On his knee’s progress: “Every day I was working out like my leg is going to feel better. I was pushing myself every day. And trying to take care of my body to be out there as soon as possible. But it didn’t happen.”
On the Bulls’ season without him: “I was very, very impressed. It seemed like they were fighting for me. They saw how hard I was working at practice, just trying to rebuild my leg. All my teammates that were going through injuries, they used to tell me, ‘Don’t rush back’ just because they were going through stuff. So just to hear them say that, they knew I was trying to get back on the court as quickly as possible. They made a good run of it. When they were playing, I would tell them some things that I saw if they didn’t see. I was working with them just to show that I really cared about the team.”

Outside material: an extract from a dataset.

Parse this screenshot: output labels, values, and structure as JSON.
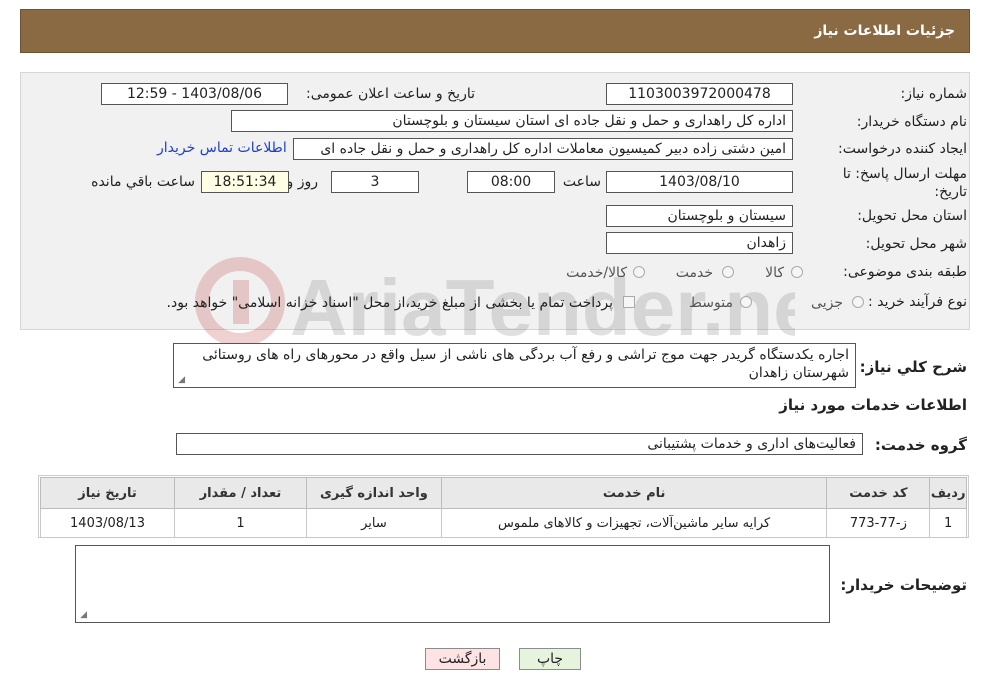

On his close relationship with coach Tom Thibodeau: “With Thibs, we’re super-cool right now. We talk at least a couple times through the week. I missed his call a couple times – he hates when I do that – I’ve got to call him back. But he’s someone who loves the game almost as much as me and that’s pretty hard. If you love basketball more than I do, I have to take off my hat to you.”
On his personal goals for 2013-14: “There’s only one goal and that’s to win a championship.”
It’s good for Rose, for the Bulls and for the fans to have the team’s star and leader accessible again. He needs to stay that way.